The idea behind the library is to make a data-set browse-able with a normal file browser. The components can be rearranged with the use of Python, the terminal or a simple file-browser. 


## Install
Install through pip
```
pip install science-data-structure
```

Manual installation
```
python setup.py install
```

## Command line tools
This library is bundled with command line tools to create a system wide author

```bash
science_data_structure global create author "<name>"
```
or
```bash
science_data_structure global create author
```
and you will be prompted for the name of the author. You only have to run the above commands a single time, the data is stored in a configuration file (the location is dependent of your OS). From the command line you can create a dataset:

```bash
science_data_structure create dataset "<name>" "<description>"
```

The author you have created for you system is added to this dataset. Go into the folder of the dataset and execute:

```bash
science_data_structure list author
```
to view all the authors in this dataset. Alternatively you can list the entire meta file

```bash
science_data_structure list meta
```


## Examples

### Simple data-set
In this simple example a data-set is created, with a single branch `parabola`. In this branch two "leafs" are added `x` and `y`. At the end of the example the data_set is written to disk.
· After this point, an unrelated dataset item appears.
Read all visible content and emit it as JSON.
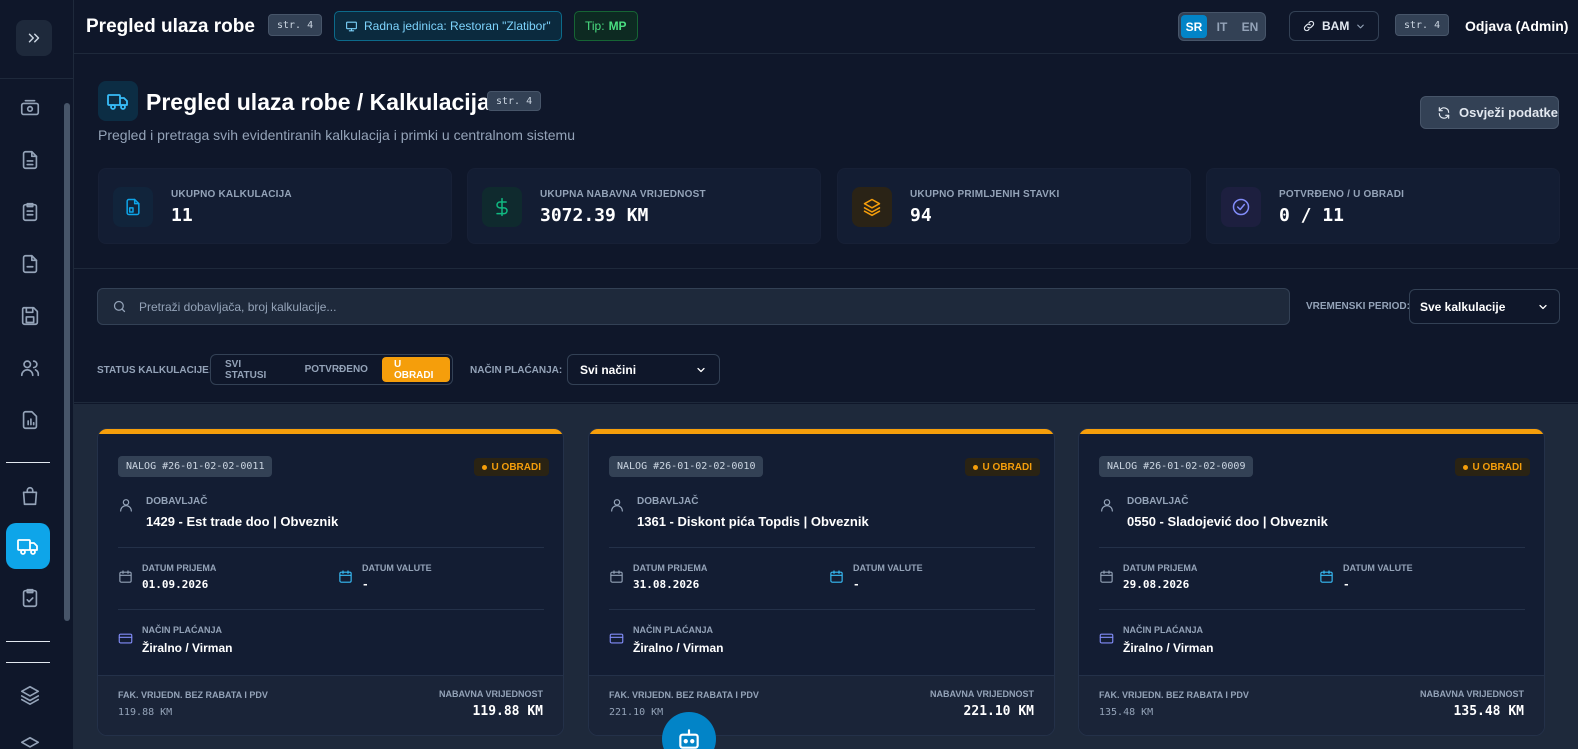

Before we can create a dataset we need to create a meta file containing an author, you can do this with the earlier mentioned command line example above.


```python
import science_data_structure.structures as structures
from pathlib import Path
import numpy

# initialize the empty data-set
dataset = structures.StructuredDataSet.create_dataset(Path("./."),
                                                      "test_set")


# add data to the data-set
data_set["parabola"]["x"] = numpy.linspace(-2, 2, 100)
data_set["parabola"]["y"] = data_set["parabola"]["x"].data ** 2

# write the data to disk
data_set.write()
```

### Branch overriding
What will happen when a branch or a leaf is overwritten with another leaf or branch? This example extends the previous example

```python
data_set["parabola"]["x"] = None
```

In this case the variable ~x~ stored in the branch ~parabola~ will be deleted upon the first write.